Förderung digitaler Kompetenzen
Die Schulroadshow behandelt wichtige Themen, die den Alltag junger Leute beeinflussen, wie die Entstehung von Trends und die Beeinflussung von Reichweiten in sozialen Medien. Diese Themen sind Teil eines umfassenden Ansatzes zur Stärkung der Medienkompetenz von Schülerinnen und Schülern in Österreich. Dabei werden Grundlagen zu Social Media, Desinformation und Cybersicherheit vermittelt.
Verteidigungsministerin Klaudia Tanner hebt die Bedeutung von Aufklärung im Cyberraum für die nationale Sicherheit hervor. Bildungs-Landesrätin Christiane Teschl-Hofmeister ergänzt, dass es notwendig sei, Schülerinnen und Schülern ein fundiertes Verständnis für digitale Prozesse zu geben. Diese Auffassungen decken sich mit den Erkenntnissen von grenzenlos-digital.org, die digitale Kompetenzen als entscheidend für gesellschaftliche Teilhabe und beruflichen Erfolg beschreiben.

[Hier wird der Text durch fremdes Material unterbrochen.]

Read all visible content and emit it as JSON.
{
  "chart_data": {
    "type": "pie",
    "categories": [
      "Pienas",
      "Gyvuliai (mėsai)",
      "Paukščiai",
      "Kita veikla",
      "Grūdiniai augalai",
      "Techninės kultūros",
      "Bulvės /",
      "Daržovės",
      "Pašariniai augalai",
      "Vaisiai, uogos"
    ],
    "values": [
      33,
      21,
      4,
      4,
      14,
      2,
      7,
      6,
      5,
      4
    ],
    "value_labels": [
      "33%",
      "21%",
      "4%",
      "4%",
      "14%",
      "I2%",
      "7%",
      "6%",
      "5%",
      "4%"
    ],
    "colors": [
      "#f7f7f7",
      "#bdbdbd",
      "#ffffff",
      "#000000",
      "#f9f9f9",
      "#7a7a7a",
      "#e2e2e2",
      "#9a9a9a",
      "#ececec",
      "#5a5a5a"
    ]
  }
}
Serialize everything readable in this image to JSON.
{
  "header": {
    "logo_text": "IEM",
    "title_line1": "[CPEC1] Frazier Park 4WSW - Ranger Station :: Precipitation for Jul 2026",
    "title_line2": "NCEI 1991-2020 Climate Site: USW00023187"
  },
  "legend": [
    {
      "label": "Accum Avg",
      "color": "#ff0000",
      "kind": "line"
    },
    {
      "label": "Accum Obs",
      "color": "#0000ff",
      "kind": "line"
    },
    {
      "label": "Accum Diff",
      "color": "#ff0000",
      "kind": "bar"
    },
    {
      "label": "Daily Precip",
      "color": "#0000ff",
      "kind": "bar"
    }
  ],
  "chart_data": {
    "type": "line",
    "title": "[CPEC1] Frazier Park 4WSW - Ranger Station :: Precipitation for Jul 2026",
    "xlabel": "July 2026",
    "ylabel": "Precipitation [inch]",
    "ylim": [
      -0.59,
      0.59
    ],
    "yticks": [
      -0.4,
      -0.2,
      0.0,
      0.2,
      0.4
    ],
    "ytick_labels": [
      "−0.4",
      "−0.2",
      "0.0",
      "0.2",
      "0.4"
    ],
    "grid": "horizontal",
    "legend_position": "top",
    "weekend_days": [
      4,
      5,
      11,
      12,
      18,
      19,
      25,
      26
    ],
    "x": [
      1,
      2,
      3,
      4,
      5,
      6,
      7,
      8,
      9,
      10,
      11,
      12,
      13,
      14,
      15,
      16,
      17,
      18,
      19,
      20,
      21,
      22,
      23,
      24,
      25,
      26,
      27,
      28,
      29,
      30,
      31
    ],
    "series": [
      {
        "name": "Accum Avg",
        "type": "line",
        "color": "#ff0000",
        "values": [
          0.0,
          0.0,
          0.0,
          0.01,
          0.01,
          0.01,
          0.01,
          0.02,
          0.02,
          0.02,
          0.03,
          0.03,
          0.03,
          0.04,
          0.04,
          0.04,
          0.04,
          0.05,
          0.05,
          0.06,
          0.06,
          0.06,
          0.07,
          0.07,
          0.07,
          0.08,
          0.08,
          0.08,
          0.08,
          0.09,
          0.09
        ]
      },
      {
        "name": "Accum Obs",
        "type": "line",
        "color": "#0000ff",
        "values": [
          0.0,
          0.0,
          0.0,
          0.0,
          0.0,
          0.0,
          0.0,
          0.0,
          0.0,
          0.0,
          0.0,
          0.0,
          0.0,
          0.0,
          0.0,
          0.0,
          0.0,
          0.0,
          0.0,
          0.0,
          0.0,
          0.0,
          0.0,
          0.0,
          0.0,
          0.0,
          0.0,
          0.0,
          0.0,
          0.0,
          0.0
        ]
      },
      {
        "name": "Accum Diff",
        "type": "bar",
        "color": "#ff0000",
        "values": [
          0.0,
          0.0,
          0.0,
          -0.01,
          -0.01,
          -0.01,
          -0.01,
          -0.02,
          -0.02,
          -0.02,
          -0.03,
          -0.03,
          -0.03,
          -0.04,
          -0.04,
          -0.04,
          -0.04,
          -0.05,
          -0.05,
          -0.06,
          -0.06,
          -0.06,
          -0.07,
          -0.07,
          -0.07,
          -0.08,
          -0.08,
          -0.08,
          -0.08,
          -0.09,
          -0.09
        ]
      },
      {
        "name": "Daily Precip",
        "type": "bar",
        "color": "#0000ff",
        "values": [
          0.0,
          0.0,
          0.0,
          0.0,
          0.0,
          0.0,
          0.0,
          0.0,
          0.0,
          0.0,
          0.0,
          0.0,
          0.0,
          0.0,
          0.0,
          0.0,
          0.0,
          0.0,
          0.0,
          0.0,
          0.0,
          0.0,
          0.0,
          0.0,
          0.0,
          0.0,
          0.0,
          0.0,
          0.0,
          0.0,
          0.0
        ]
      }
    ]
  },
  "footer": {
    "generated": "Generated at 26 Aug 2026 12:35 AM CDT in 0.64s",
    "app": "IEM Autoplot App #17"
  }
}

Kritisches Denken im digitalen Zeitalter
In der aktuellen Bildungsdiskussion spielt auch der Umgang mit Künstlicher Intelligenz (KI) eine zentrale Rolle. Laut den Analysen bpb.de sollten Bildungseinrichtungen und Lehrer darauf abzielen, kritisches Denken im Handlungsfeld KI zu fördern. Unsicherheiten bezüglich der Werte, die in KI integriert werden sollten, und die Herausforderung, alternative Perspektiven in die digitale Bildung einzubeziehen, sind dabei wesentliche Punkte.
Das AIComp-Future Skills Modell von NextEducation identifiziert relevante Kompetenzen im Bereich KI, während der Europäische Referenzrahmen DigComp sieben zentrale Teilbereiche digitaler Kompetenz auflistet. Diese umfassen unter anderem Informations- und Datenkompetenz, Kommunikation und Zusammenarbeit sowie die Erstellung digitaler Inhalte. Es ist wichtig, unterschiedliche Bildungsbedarfe zu berücksichtigen, um auch den Herausforderungen der digitalen Kluft entgegenzuwirken.
In Anbetracht der Vielschichtigkeit der digitalen Welt ist es von großer Bedeutung, dass Maßnahmen zur Förderung digitaler Kompetenzen flexibel und zielgruppenspezifisch gestaltet werden. Nur so kann es gelingen, die nächsten Generationen dazu zu befähigen, verantwortungsvoll und kompetent in einer zunehmend digitalisierten Welt zu agieren.